The franchise agreement specifies 25 non-curable termination causes—significantly above the category typical range of 14–21. Can you provide examples of the most commonly invoked non-curable defaults, and how often has the franchisor exercised immediate termination versus allowing the 15–30 day cure period?
#1
The franchisor has initiated 5 cases as plaintiff, compared to the typical range of 0–1 for this type of franchise. What were the primary claims in these 5 cases, and have they been resolved or are they among the 3 currently pending?
#2
The closure rate of 0.5% is notably lower than the category range of 0.55–12.5%. Is this because closures are rare, or are exits classified differently (e.g., transferred rather than closed)?
#3
Three litigation cases are currently pending. What is the nature of these pending cases, the parties involved, anticipated resolution timelines, and potential financial exposure to the franchise system?
#4
Top quartile franchisees generated $3.3M in sales, significantly above the typical range.

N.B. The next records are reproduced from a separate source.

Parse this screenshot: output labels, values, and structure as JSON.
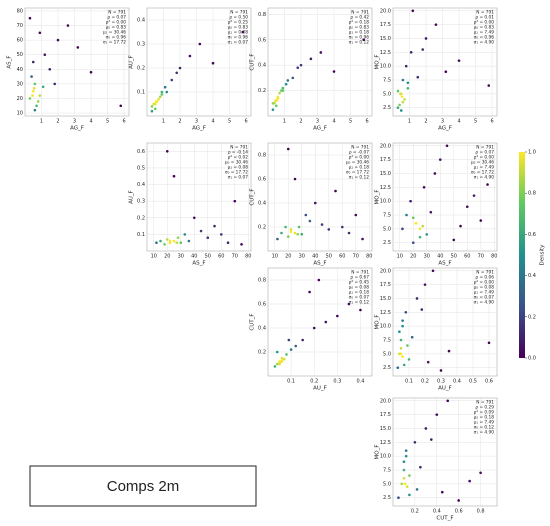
{
  "chart_data": [
    {
      "type": "scatter",
      "xlabel": "AG_F",
      "ylabel": "AS_F",
      "xlim": [
        0,
        6.3
      ],
      "ylim": [
        8,
        82
      ],
      "xticks": [
        1,
        2,
        3,
        4,
        5,
        6
      ],
      "yticks": [
        10,
        20,
        30,
        40,
        50,
        60,
        70,
        80
      ],
      "grid": true,
      "annotations": [
        "N = 791",
        "ρ = 0.07",
        "ρ² = 0.00",
        "μ₀ = 0.83",
        "μ₁ = 30.46",
        "σ₀ = 0.96",
        "σ₁ = 17.72"
      ],
      "x": [
        0.3,
        0.5,
        0.6,
        0.8,
        0.4,
        0.9,
        1.1,
        0.7,
        1.5,
        2.0,
        2.6,
        1.2,
        0.5,
        0.3,
        3.2,
        4.0,
        5.8,
        1.8,
        0.6,
        0.9,
        0.45,
        0.55
      ],
      "y": [
        20,
        25,
        30,
        18,
        35,
        22,
        28,
        15,
        40,
        60,
        70,
        50,
        45,
        75,
        55,
        38,
        15,
        30,
        12,
        65,
        22,
        27
      ]
    },
    {
      "type": "scatter",
      "xlabel": "AG_F",
      "ylabel": "AU_F",
      "xlim": [
        0,
        6.3
      ],
      "ylim": [
        0,
        0.45
      ],
      "xticks": [
        1,
        2,
        3,
        4,
        5,
        6
      ],
      "yticks": [
        0.1,
        0.2,
        0.3,
        0.4
      ],
      "grid": true,
      "annotations": [
        "N = 791",
        "ρ = 0.50",
        "ρ² = 0.25",
        "μ₀ = 0.83",
        "μ₁ = 0.08",
        "σ₀ = 0.96",
        "σ₁ = 0.07"
      ],
      "x": [
        0.3,
        0.5,
        0.6,
        0.8,
        0.4,
        0.9,
        1.1,
        0.7,
        1.5,
        2.0,
        2.6,
        1.2,
        0.5,
        0.3,
        3.2,
        4.0,
        5.8,
        1.8,
        0.6,
        0.9,
        0.45,
        0.55
      ],
      "y": [
        0.04,
        0.05,
        0.06,
        0.08,
        0.05,
        0.1,
        0.12,
        0.07,
        0.15,
        0.2,
        0.25,
        0.1,
        0.03,
        0.02,
        0.3,
        0.22,
        0.35,
        0.18,
        0.06,
        0.09,
        0.05,
        0.06
      ]
    },
    {
      "type": "scatter",
      "xlabel": "AG_F",
      "ylabel": "CUT_F",
      "xlim": [
        0,
        6.3
      ],
      "ylim": [
        0,
        0.85
      ],
      "xticks": [
        1,
        2,
        3,
        4,
        5,
        6
      ],
      "yticks": [
        0.2,
        0.4,
        0.6,
        0.8
      ],
      "grid": true,
      "annotations": [
        "N = 791",
        "ρ = 0.42",
        "ρ² = 0.18",
        "μ₀ = 0.83",
        "μ₁ = 0.18",
        "σ₀ = 0.96",
        "σ₁ = 0.12"
      ],
      "x": [
        0.3,
        0.5,
        0.6,
        0.8,
        0.4,
        0.9,
        1.1,
        0.7,
        1.5,
        2.0,
        2.6,
        1.2,
        0.5,
        0.3,
        3.2,
        4.0,
        5.8,
        1.8,
        0.6,
        0.9,
        0.45,
        0.55
      ],
      "y": [
        0.1,
        0.12,
        0.15,
        0.2,
        0.1,
        0.22,
        0.25,
        0.18,
        0.3,
        0.4,
        0.45,
        0.28,
        0.08,
        0.05,
        0.5,
        0.35,
        0.6,
        0.38,
        0.14,
        0.2,
        0.12,
        0.13
      ]
    },
    {
      "type": "scatter",
      "xlabel": "AG_F",
      "ylabel": "MO_F",
      "xlim": [
        0,
        6.3
      ],
      "ylim": [
        1,
        20.5
      ],
      "xticks": [
        1,
        2,
        3,
        4,
        5,
        6
      ],
      "yticks": [
        2.5,
        {
          "value": 5,
          "label": "5.0"
        },
        7.5,
        {
          "value": 10,
          "label": "10.0"
        },
        12.5,
        {
          "value": 15,
          "label": "15.0"
        },
        17.5,
        {
          "value": 20,
          "label": "20.0"
        }
      ],
      "grid": true,
      "annotations": [
        "N = 791",
        "ρ = 0.01",
        "ρ² = 0.00",
        "μ₀ = 0.83",
        "μ₁ = 7.49",
        "σ₀ = 0.96",
        "σ₁ = 4.90"
      ],
      "x": [
        0.3,
        0.5,
        0.6,
        0.8,
        0.4,
        0.9,
        1.1,
        0.7,
        1.5,
        2.0,
        2.6,
        1.2,
        0.5,
        0.3,
        3.2,
        4.0,
        5.8,
        1.8,
        0.6,
        0.9,
        0.45,
        0.55
      ],
      "y": [
        2.5,
        5,
        7.5,
        10,
        3,
        6,
        12.5,
        4,
        8,
        15,
        17.5,
        20,
        2,
        5.5,
        9,
        11,
        6.5,
        13,
        3.5,
        7,
        5,
        4.5
      ]
    },
    {
      "type": "scatter",
      "xlabel": "AS_F",
      "ylabel": "AU_F",
      "xlim": [
        5,
        82
      ],
      "ylim": [
        0,
        0.65
      ],
      "xticks": [
        10,
        20,
        30,
        40,
        50,
        60,
        70,
        80
      ],
      "yticks": [
        0.1,
        0.2,
        0.3,
        0.4,
        0.5,
        0.6
      ],
      "grid": true,
      "annotations": [
        "N = 791",
        "ρ = -0.14",
        "ρ² = 0.02",
        "μ₀ = 30.46",
        "μ₁ = 0.08",
        "σ₀ = 17.72",
        "σ₁ = 0.07"
      ],
      "x": [
        12,
        15,
        18,
        20,
        22,
        25,
        28,
        30,
        33,
        36,
        40,
        45,
        50,
        55,
        60,
        65,
        70,
        75,
        25,
        20,
        22,
        27
      ],
      "y": [
        0.05,
        0.06,
        0.04,
        0.07,
        0.05,
        0.06,
        0.08,
        0.05,
        0.1,
        0.06,
        0.2,
        0.12,
        0.08,
        0.15,
        0.1,
        0.05,
        0.3,
        0.04,
        0.45,
        0.6,
        0.06,
        0.05
      ]
    },
    {
      "type": "scatter",
      "xlabel": "AS_F",
      "ylabel": "CUT_F",
      "xlim": [
        5,
        82
      ],
      "ylim": [
        0,
        0.9
      ],
      "xticks": [
        10,
        20,
        30,
        40,
        50,
        60,
        70,
        80
      ],
      "yticks": [
        0.2,
        0.4,
        0.6,
        0.8
      ],
      "grid": true,
      "annotations": [
        "N = 791",
        "ρ = -0.07",
        "ρ² = 0.00",
        "μ₀ = 30.46",
        "μ₁ = 0.18",
        "σ₀ = 17.72",
        "σ₁ = 0.12"
      ],
      "x": [
        12,
        15,
        18,
        20,
        22,
        25,
        28,
        30,
        33,
        36,
        40,
        45,
        50,
        55,
        60,
        65,
        70,
        75,
        25,
        20,
        22,
        27
      ],
      "y": [
        0.1,
        0.15,
        0.2,
        0.12,
        0.18,
        0.15,
        0.2,
        0.14,
        0.3,
        0.25,
        0.4,
        0.22,
        0.18,
        0.5,
        0.2,
        0.15,
        0.3,
        0.1,
        0.6,
        0.85,
        0.16,
        0.14
      ]
    },
    {
      "type": "scatter",
      "xlabel": "AS_F",
      "ylabel": "MO_F",
      "xlim": [
        5,
        82
      ],
      "ylim": [
        1,
        20.5
      ],
      "xticks": [
        10,
        20,
        30,
        40,
        50,
        60,
        70,
        80
      ],
      "yticks": [
        2.5,
        {
          "value": 5,
          "label": "5.0"
        },
        7.5,
        {
          "value": 10,
          "label": "10.0"
        },
        12.5,
        {
          "value": 15,
          "label": "15.0"
        },
        17.5,
        {
          "value": 20,
          "label": "20.0"
        }
      ],
      "grid": true,
      "annotations": [
        "N = 791",
        "ρ = 0.07",
        "ρ² = 0.00",
        "μ₀ = 30.46",
        "μ₁ = 7.49",
        "σ₀ = 17.72",
        "σ₁ = 4.90"
      ],
      "x": [
        12,
        15,
        18,
        20,
        22,
        25,
        28,
        30,
        33,
        36,
        40,
        45,
        50,
        55,
        60,
        65,
        70,
        75,
        25,
        20,
        22,
        27
      ],
      "y": [
        5,
        7.5,
        10,
        2.5,
        6,
        5,
        12.5,
        4,
        8,
        15,
        17.5,
        20,
        3,
        5.5,
        9,
        11,
        6.5,
        13,
        3.5,
        7,
        6,
        5.5
      ]
    },
    {
      "type": "scatter",
      "xlabel": "AU_F",
      "ylabel": "CUT_F",
      "xlim": [
        0,
        0.45
      ],
      "ylim": [
        0,
        0.9
      ],
      "xticks": [
        0.1,
        0.2,
        0.3,
        0.4
      ],
      "yticks": [
        0.2,
        0.4,
        0.6,
        0.8
      ],
      "grid": true,
      "annotations": [
        "N = 791",
        "ρ = 0.67",
        "ρ² = 0.45",
        "μ₀ = 0.08",
        "μ₁ = 0.18",
        "σ₀ = 0.07",
        "σ₁ = 0.12"
      ],
      "x": [
        0.03,
        0.04,
        0.05,
        0.06,
        0.07,
        0.05,
        0.08,
        0.1,
        0.12,
        0.15,
        0.2,
        0.25,
        0.3,
        0.35,
        0.04,
        0.06,
        0.09,
        0.18,
        0.22,
        0.4,
        0.05,
        0.06
      ],
      "y": [
        0.08,
        0.1,
        0.12,
        0.15,
        0.14,
        0.1,
        0.18,
        0.22,
        0.25,
        0.3,
        0.4,
        0.45,
        0.5,
        0.6,
        0.2,
        0.12,
        0.3,
        0.7,
        0.8,
        0.55,
        0.11,
        0.13
      ]
    },
    {
      "type": "scatter",
      "xlabel": "AU_F",
      "ylabel": "MO_F",
      "xlim": [
        0,
        0.65
      ],
      "ylim": [
        1,
        20.5
      ],
      "xticks": [
        0.1,
        0.2,
        0.3,
        0.4,
        0.5,
        0.6
      ],
      "yticks": [
        2.5,
        {
          "value": 5,
          "label": "5.0"
        },
        7.5,
        {
          "value": 10,
          "label": "10.0"
        },
        12.5,
        {
          "value": 15,
          "label": "15.0"
        },
        17.5,
        {
          "value": 20,
          "label": "20.0"
        }
      ],
      "grid": true,
      "annotations": [
        "N = 791",
        "ρ = 0.06",
        "ρ² = 0.00",
        "μ₀ = 0.08",
        "μ₁ = 7.49",
        "σ₀ = 0.07",
        "σ₁ = 4.90"
      ],
      "x": [
        0.03,
        0.04,
        0.05,
        0.06,
        0.07,
        0.05,
        0.08,
        0.1,
        0.12,
        0.15,
        0.2,
        0.25,
        0.3,
        0.35,
        0.04,
        0.06,
        0.09,
        0.18,
        0.22,
        0.6,
        0.05,
        0.06
      ],
      "y": [
        2.5,
        5,
        7.5,
        10,
        3,
        6,
        12.5,
        4,
        8,
        15,
        17.5,
        20,
        2,
        5.5,
        9,
        11,
        6.5,
        13,
        3.5,
        7,
        5,
        4.5
      ]
    },
    {
      "type": "scatter",
      "xlabel": "CUT_F",
      "ylabel": "MO_F",
      "xlim": [
        0,
        0.95
      ],
      "ylim": [
        1,
        20.5
      ],
      "xticks": [
        0.2,
        0.4,
        0.6,
        0.8
      ],
      "yticks": [
        2.5,
        {
          "value": 5,
          "label": "5.0"
        },
        7.5,
        {
          "value": 10,
          "label": "10.0"
        },
        12.5,
        {
          "value": 15,
          "label": "15.0"
        },
        17.5,
        {
          "value": 20,
          "label": "20.0"
        }
      ],
      "grid": true,
      "annotations": [
        "N = 791",
        "ρ = 0.29",
        "ρ² = 0.09",
        "μ₀ = 0.18",
        "μ₁ = 7.49",
        "σ₀ = 0.12",
        "σ₁ = 4.90"
      ],
      "x": [
        0.05,
        0.08,
        0.1,
        0.12,
        0.15,
        0.1,
        0.2,
        0.22,
        0.25,
        0.3,
        0.4,
        0.5,
        0.6,
        0.7,
        0.1,
        0.12,
        0.15,
        0.35,
        0.45,
        0.8,
        0.11,
        0.13
      ],
      "y": [
        2.5,
        5,
        7.5,
        10,
        3,
        6,
        12.5,
        4,
        8,
        15,
        17.5,
        20,
        2,
        5.5,
        9,
        11,
        6.5,
        13,
        3.5,
        7,
        5,
        4.5
      ]
    },
    {
      "type": "colorbar",
      "label": "Density",
      "ylim": [
        0,
        1
      ],
      "yticks": [
        {
          "value": 0,
          "label": "0.0"
        },
        0.2,
        0.4,
        0.6,
        0.8,
        {
          "value": 1,
          "label": "1.0"
        }
      ],
      "colormap": [
        "#440154",
        "#3b528b",
        "#21918c",
        "#5ec962",
        "#fde725"
      ]
    }
  ],
  "caption": "Comps 2m"
}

What specific operational, market, or owner characteristics distinguish these top performers?
#5
The renewal conditions list 11 items—above the typical range of 6–9. Beyond the $5,000 renewal fee and remodeling requirements, what other conditions must franchisees satisfy to renew?
#6
The franchise fee of $43,000 is below category range, but the technology fee of $100/month is significantly lower than typical ($156.5–$599.0/month). How is the technology infrastructure funded, and are there limitations or tiered service levels based on the lower fee?
#7
The agreement requires a minimum gross revenue of $300,000 starting in year 3. What percentage of franchisees have failed to meet this threshold, and what are the consequences?
#8
Personal guarantees bind all owners with 5%+ equity and extend non-compete restrictions to spouses. Can you clarify what spouse obligations entail and whether they apply even if the spouse has no ownership stake?
#9
All disputes must be resolved through mandatory binding arbitration at JAMS in Columbia, Maryland. Have most franchisee disputes been arbitrated under this clause, and what are typical costs and timelines franchisees should expect?
#10
The franchisor controls purchasing for 10 product/equipment categories from approved or single-source suppliers. Provide a detailed list of these categories, typical annual supply costs as a percentage of revenue, and whether franchisees have negotiating power on pricing?
#11
Late payment penalties start at $100 for the second occurrence with 12% annual interest. How often do franchisees incur these penalties, and has the franchisor enforced interest charges?
#12
The system added 54 units over 3 years while experiencing 9–18 annual transfers and 2–7 closures. What is the target growth rate, and is recruitment focusing on new franchisees or existing franchisees expanding?
#13
Encroachment protection is listed as 'True' despite territory being non-exclusive. How is encroachment prevented or managed when multiple franchisees can operate in the same territory?
#14
The support and training score of 78 falls below the category typical range of 79–90. What specific training or support gaps are reflected in this lower score, and does the franchisor have plans to strengthen these areas?
#15
The financial performance score of 74 exceeds the typical range of 54–60. What metrics or performance indicators contribute to this stronger-than-average score, and do they accurately reflect typical franchisee profitability?
#16
Unit history shows 46 transfers in 2022, declining to 21–24 in 2023–2024. Is this declining transfer activity a positive indicator (units staying in system) or a warning sign (reduced secondary market demand)?
#17
The system health score of 76 exceeds the typical range of 50–70. On what specific health indicators does One Hour score higher, and are they predictive of franchisee success?
#18
What was the outcome of the 1 case where the franchisor was defendant, and does it reveal any systemic compliance or operational issues franchisees should be aware of?
#19
The investment cost score of 81 exceeds the typical range of 74–75. Beyond the $43,000 franchise fee, what are total startup costs (equipment, working capital, real estate), and how accurate is the Item 19 financial performance data in reflecting these investment requirements?